A theoretical paper by a Chinese graduate student and professor about the vulnerability of electric power systems like those in the United States to cascading failure has drawn attention in the U.S. press and prompted testimony to U.S. Congress. The paper, "Cascade-Based Attack Vulnerability on the U.S. Power Grid," compares "the effects of two different attacks for the network robustness against cascading failures, i.e., removal by either the descending or ascending orders of the loads." It concludes counterintuitively that that "the attack on the nodes with the lowest loads is more harmful than the attack on the ones with the highest loads."
The Chinese authors have said that their work is a theoretical exercise that just happens to model a U.S. electrical subsystem because good data is available for such a system. But because the word "attack" appears in the headline--and no doubt because there is a high level of paranoia in the United States about the country's economic and even military vulnerability to China--the article has been interpreted in some quarters as evidence the People's Republic is actually positioning itself to mount an assault on the U.S. power system.
Concerns about the fragility of the U.S. electrical grids are nothing new, and with the advent of more complex smart grids, there are well-founded worries that power system vulnerability could become greater, at least in the short run. "Although researchers have spent considerable time on smart-grid cybersecurity issues, major problems remain unsolved," a recent article in the IEEE Security & Privacy magazine reported.
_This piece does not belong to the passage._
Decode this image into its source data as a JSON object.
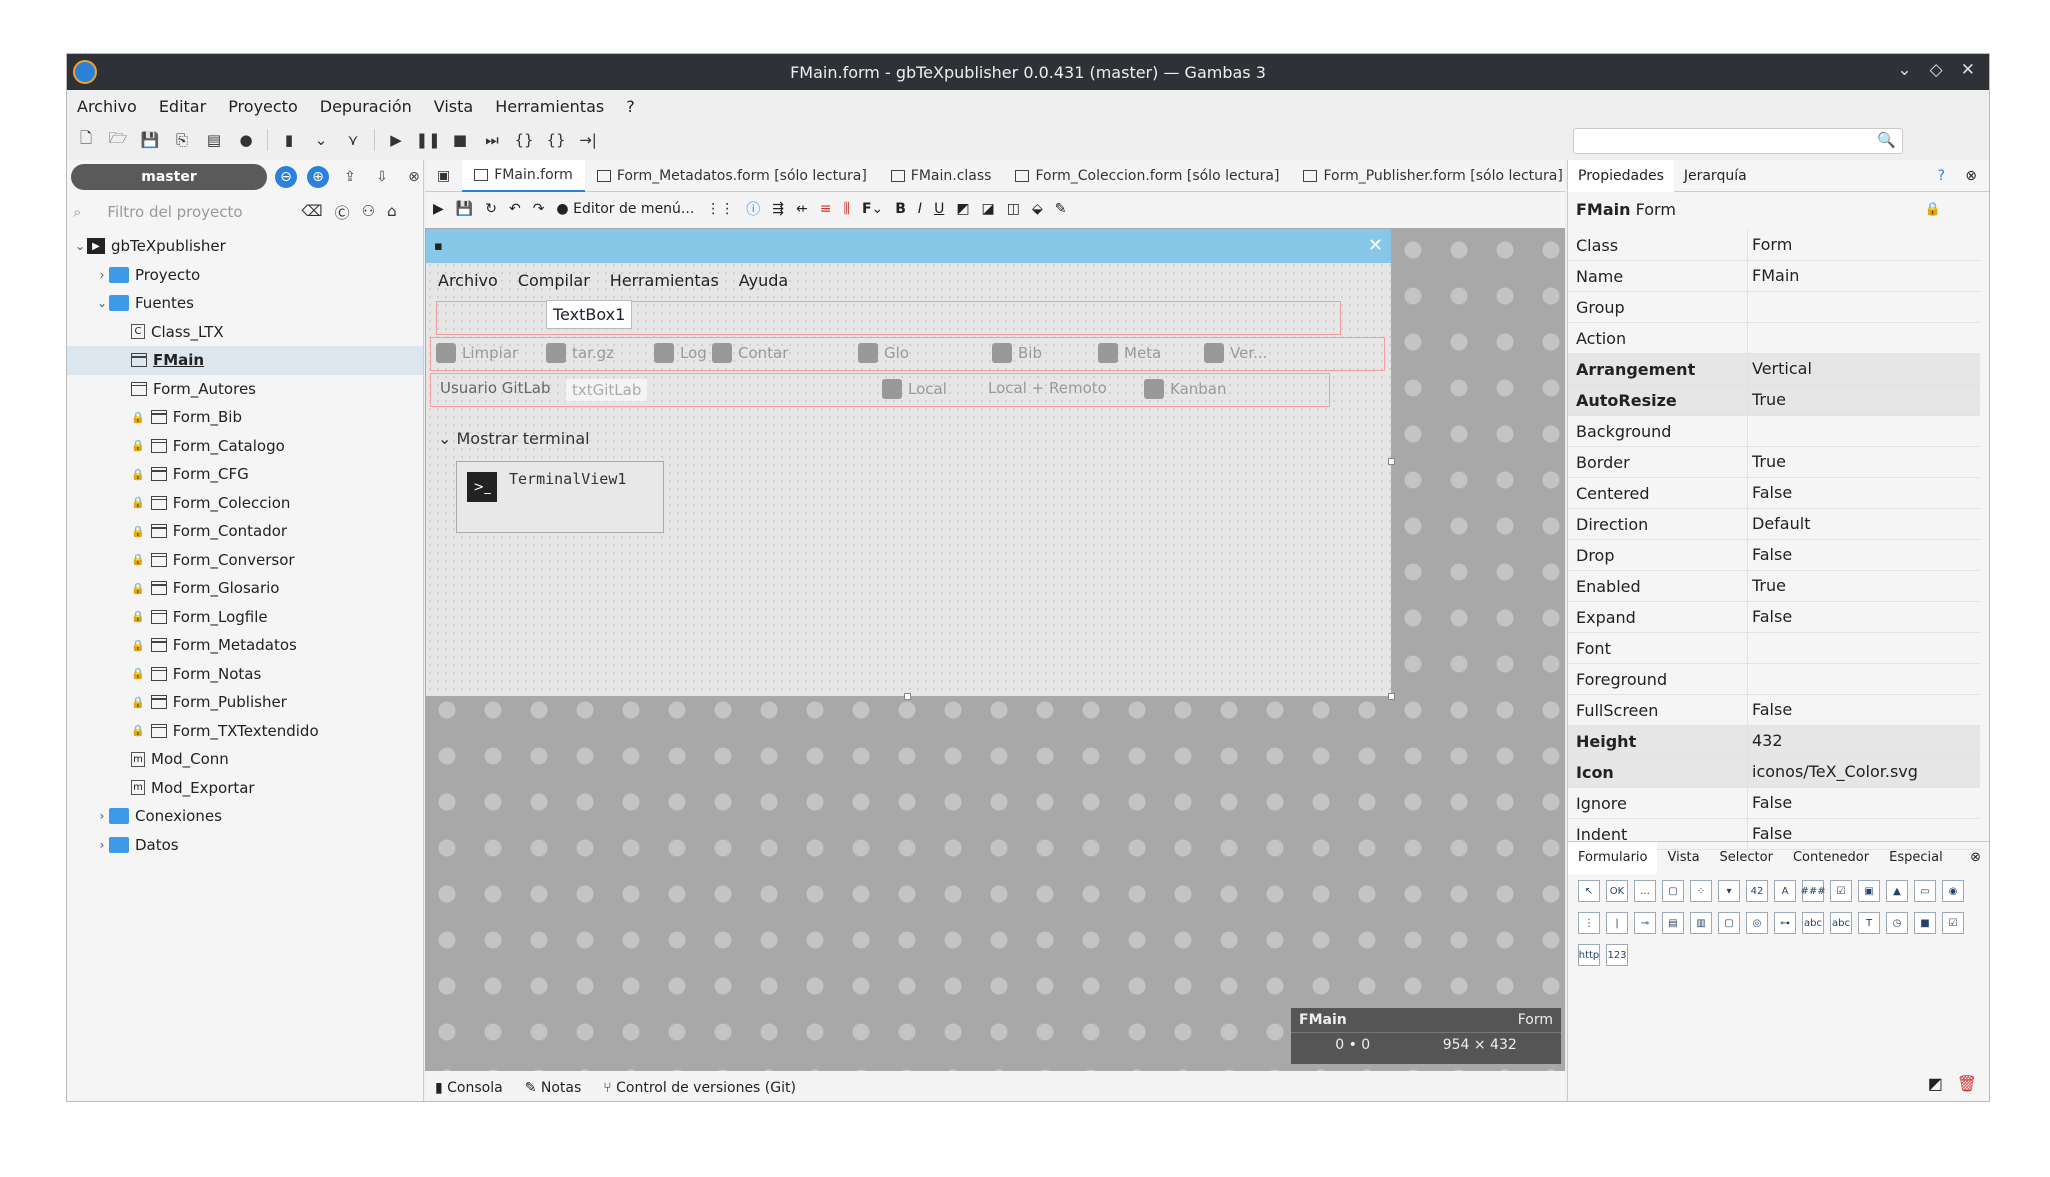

In a study issued last fall by the U.S. Department of Energy and the National Institute of Standards and Technology, the mounds of additional data generated in smart grids were deemed immensely helpful to grid operators and stakeholders--but also to people who could use it with ill will, as Earth2Tech's Katie Fehrenbacher put it.
To the extent grids are vulnerable to cyber intrusion, they would seem to be as vulnerable to malicious foreign attackers as to home-grown vandals. But is there realistic reason to fear such foreign attacks, and specifically a Chinese one?
As is well known, China is by far the biggest holder of U.S. national debt, and its economy is critically dependent on exports to the United States. At last tally, it owned $740 billion in U.S. Treasury securities, and it was exporting $24.7 billion in goods to the United States each month, running a positive trade balance of more than $20 billion--roughly $250 billion per year.
Under the circumstances, it's hard to imagine how it would be in China's interest to sorely disrupt the U.S. economy. The only scenario in which economic warfare would make sense would be one of all-out military warfare, say over Taiwan. But if the two countries were at war, disruption of the U.S. power grid would be the least of America's problems.
Russia, however, may be another matter. Criminal hacking is big business there and has global scope. Several years ago, when a local dispute in Estonia pitted ethnic Russians against Estonian nationals, seriously disruptive cyber attacks were mounted against the small Baltic country from sources in Russia. The culprits may have been members of the Russian intelligence services, ultra-nationalists, or just malicious hackers--and it's not reassuring that the outside world has no sure way of knowing which.
Suppose there were a military confrontation between Russia and Europe over the sovereignty of Ukraine, and suppose Russia wished to discourage the United States from coming to Europe's help. Might a cyber attack on the U.S. grid seem a tempting way of sending a shot across the U.S. bow?